De Alde Feanen: to healthy biodiversity via a digital twin
In many of the lakes in the De Alde Feanen national park in Earnewâld, the underwater nature had significantly deteriorated. Under assignment to the Province of Fryslân, Witteveen+Bos worked on restoring the ecological balance. Computer simulations of individual lakes using big data and digital twins played a key role in increasing biodiversity.
Submerged aquatic plants are essential for healthy biodiversity. Such vegetation facilitates the presence of a wider range of fish species as well as many types of insects, insect larvae, water fleas and other crustaceans.
For decades, De Alde Feanen had struggled with murky, turbid water that made it impossible for sunlight to reach the lakebeds. This was problematic as sunlight is essential for the growth of submerged aquatic plants. We conducted a hydrological and ecological systems analysis to identify the cause of the turbid water.
For the purpose of this analysis, we made extensive use of PCLake, a high-end, open-source software application for making digital twins of lakes. By entering the relevant parameters and simulating and analysing expected ecological developments, we were able to identify the cause of the poor water quality and find the solution for it.
Broadly speaking, shallow lakes exist in one of two possible ecological states: turbid and algae-filled or clear and plant-rich. The presence of fertilisers in a lake (especially phosphorus compounds) plays an important role in determining which state prevails. Each individual lake has its own unique critical load at which it changes from being clear and plant-rich to turbid and algae-filled.
An equally unique (but much lower) critical load also exists at which a lake changes from turbid and algae-filled to clear and plant-rich. The complexity of the situation lies in the fact that both loads differ for each lake, dependent on parameters such as surface area, water depth, soil composition, residence time, shore type and biotic processes.
Running simulations with PCLake allows the critical loads for a given lake to be determined. By then combining (domain) knowledge of water and substance flows, soil quality, composition and interaction with the food web, it is possible to determine which measures are needed to achieve a sustainable transition to a clear, plant-rich state. The ten distinct lakes in De Alde Feanen were analysed in this manner.
Over the past twenty years, Witteveen+Bos has invested heavily in refining and expanding PCLake, including through partnerships with various universities. PCLake’s added value compared to other applications is that it integrates ecology. This means that plants, algae and fish stocks are also considered. A dataset of 42 lakes provides the benchmark for informed searches into the parameters required to improve water quality.
The hydrological and ecological systems analysis of the lakes in De Alde Feanen showed that the turbid, plant-poor water was not (or no longer) caused by external influences. The problem was primarily due to an unfavourable food web composition, in which bottom-dwelling fish that consumed water fleas dominated.

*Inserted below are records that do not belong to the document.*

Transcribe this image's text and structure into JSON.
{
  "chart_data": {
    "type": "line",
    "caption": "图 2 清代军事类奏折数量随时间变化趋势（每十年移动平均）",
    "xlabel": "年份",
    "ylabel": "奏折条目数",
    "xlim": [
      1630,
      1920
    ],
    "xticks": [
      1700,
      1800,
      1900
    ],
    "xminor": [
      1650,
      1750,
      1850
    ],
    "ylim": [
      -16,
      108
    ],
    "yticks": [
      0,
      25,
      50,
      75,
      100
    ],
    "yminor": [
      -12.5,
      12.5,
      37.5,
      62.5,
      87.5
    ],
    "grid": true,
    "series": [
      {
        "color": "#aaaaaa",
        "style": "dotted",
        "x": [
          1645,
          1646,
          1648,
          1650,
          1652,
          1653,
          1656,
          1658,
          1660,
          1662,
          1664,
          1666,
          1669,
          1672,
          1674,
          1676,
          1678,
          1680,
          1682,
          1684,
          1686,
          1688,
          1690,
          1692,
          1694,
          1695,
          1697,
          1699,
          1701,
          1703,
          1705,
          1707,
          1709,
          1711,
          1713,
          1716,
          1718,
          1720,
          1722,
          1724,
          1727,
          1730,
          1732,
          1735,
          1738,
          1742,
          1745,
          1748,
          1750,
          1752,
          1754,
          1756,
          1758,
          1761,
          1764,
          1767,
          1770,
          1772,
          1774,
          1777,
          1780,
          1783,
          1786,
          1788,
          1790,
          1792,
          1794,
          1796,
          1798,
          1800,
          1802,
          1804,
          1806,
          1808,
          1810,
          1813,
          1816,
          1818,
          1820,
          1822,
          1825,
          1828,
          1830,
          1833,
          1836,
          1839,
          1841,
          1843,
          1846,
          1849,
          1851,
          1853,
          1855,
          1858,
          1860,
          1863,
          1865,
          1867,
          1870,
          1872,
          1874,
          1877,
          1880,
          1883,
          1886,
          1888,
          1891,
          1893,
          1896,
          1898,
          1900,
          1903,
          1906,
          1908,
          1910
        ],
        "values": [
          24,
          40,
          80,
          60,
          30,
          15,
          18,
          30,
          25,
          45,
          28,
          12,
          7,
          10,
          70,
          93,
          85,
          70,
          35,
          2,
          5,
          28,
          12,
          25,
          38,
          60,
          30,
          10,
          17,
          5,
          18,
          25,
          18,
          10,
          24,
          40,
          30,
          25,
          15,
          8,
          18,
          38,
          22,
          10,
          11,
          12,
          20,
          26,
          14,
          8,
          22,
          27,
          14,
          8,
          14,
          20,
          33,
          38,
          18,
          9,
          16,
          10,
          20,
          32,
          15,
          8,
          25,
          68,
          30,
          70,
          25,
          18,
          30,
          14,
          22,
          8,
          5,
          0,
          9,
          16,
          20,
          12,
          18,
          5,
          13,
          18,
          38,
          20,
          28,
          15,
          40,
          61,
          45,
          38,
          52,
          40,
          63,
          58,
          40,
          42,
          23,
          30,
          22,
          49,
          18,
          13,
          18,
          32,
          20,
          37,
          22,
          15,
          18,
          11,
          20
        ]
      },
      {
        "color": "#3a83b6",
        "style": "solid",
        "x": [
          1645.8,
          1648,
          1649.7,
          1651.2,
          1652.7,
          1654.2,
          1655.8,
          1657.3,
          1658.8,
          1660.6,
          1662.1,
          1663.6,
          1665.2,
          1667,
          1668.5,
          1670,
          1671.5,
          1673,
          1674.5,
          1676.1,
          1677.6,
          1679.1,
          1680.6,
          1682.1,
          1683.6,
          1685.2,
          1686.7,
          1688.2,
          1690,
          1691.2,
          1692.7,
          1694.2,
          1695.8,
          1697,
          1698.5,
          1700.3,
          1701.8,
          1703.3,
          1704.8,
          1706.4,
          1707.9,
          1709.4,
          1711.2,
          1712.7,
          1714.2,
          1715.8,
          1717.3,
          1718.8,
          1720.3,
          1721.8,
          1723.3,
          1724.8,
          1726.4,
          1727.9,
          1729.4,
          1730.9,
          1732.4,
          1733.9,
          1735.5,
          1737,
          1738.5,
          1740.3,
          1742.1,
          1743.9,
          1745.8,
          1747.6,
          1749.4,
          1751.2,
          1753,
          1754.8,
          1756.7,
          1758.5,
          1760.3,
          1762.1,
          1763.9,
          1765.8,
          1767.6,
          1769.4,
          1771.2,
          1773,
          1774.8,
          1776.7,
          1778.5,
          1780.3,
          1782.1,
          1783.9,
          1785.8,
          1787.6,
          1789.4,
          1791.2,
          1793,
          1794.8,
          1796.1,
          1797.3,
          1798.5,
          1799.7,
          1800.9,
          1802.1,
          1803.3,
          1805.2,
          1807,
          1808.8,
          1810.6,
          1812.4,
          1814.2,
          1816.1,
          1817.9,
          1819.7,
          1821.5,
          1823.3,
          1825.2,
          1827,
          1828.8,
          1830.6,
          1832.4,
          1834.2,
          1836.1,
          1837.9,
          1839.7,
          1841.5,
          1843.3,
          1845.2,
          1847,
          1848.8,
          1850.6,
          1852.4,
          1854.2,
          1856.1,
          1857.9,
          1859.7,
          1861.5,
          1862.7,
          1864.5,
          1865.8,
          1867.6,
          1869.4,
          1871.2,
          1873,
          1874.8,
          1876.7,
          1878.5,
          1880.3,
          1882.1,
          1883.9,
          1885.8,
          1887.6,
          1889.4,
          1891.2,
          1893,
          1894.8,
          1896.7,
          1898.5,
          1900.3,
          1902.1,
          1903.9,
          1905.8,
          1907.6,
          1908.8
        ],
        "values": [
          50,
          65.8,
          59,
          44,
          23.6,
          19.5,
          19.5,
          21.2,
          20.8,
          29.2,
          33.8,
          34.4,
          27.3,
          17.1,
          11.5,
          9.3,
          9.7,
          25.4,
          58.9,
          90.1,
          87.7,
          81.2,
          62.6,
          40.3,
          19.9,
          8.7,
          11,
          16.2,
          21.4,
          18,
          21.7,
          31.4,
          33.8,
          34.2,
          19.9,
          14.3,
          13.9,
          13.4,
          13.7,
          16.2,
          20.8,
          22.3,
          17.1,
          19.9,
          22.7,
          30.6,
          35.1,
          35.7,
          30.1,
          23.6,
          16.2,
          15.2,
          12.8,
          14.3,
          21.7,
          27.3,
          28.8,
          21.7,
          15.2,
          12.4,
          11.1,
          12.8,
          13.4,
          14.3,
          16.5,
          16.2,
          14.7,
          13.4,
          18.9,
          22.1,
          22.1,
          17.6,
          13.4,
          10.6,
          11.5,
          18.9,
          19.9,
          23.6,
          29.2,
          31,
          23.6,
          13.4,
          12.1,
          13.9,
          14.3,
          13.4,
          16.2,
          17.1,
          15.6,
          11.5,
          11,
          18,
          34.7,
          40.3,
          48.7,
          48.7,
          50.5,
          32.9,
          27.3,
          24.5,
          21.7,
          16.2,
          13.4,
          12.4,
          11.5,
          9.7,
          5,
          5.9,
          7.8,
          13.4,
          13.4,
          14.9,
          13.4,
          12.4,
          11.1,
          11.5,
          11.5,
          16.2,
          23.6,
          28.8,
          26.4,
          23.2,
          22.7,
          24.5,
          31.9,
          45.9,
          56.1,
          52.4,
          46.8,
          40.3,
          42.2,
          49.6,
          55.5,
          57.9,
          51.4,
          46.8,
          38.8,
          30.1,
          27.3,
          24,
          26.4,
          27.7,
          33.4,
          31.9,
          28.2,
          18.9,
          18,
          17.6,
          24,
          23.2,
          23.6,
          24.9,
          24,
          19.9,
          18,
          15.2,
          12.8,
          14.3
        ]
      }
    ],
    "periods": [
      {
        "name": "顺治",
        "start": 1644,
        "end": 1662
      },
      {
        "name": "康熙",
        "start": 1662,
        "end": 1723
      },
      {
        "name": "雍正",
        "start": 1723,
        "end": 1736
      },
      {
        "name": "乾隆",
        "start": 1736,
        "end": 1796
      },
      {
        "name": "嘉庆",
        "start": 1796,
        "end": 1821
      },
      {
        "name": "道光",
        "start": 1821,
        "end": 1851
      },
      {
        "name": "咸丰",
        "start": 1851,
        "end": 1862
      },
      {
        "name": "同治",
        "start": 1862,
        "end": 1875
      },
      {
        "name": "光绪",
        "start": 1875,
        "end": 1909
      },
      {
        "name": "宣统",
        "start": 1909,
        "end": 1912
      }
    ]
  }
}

More specifically, an excessive presence of bottom-dwelling bream, together with smaller fishes, was found to be the cause. The breams’ rooting around the lakebeds had made the water turbid and was continuously disturbing the soil, affording aquatic plants no chance to thrive. An additional problem was the presence of many fish that consume water fleas. Normally, algae are removed from water by water fleas; in these lakes, this occurred to an insufficient degree, further contributing to turbidity.
For biodiversity to return, more was needed than just improving the water quality – the PCLake calculations and accompanying analysis by our specialists made this clear. It was therefore decided to give nature a helping hand through a programme of measures primarily aimed at reducing fish numbers and increasing opportunities for submerged aquatic plants.
On a single occasion, fish numbers were significantly depleted so that bottom-dwelling and water flea-eating fish could no longer keep the water turbid. Submerged aquatic plants (or remnants of them) were also introduced to the lakes from other bodies of water so that sufficient seeds, spores and vegetative remnants were present to allow healthy aquatic plant development. Some lakes were also dredged to remove excess silt layers.
Diversity of birds, fish and insects
Following this human intervention, the tremendous resilience of nature ensured that all the lakes in De Alde Feanen became clear and plant-rich, a situation that has been maintained to this day and been accompanied by a sharp increase in biodiversity.
Many species of submerged aquatic plants have returned. The fish population has also changed from being a bream-dominated community to one that includes pike, tench, roach and perch; and mute swans and gadwall have increasingly been found on and around the lakes – herbivorous birds that have benefited from the recovery. A spectacular recovery of water-bound insects is also visible, including a greatly increased number of dragonflies such as the scarlet dragonfly and two Habitats Directive species: the yellow-spotted whiteface and the lilypad whiteface.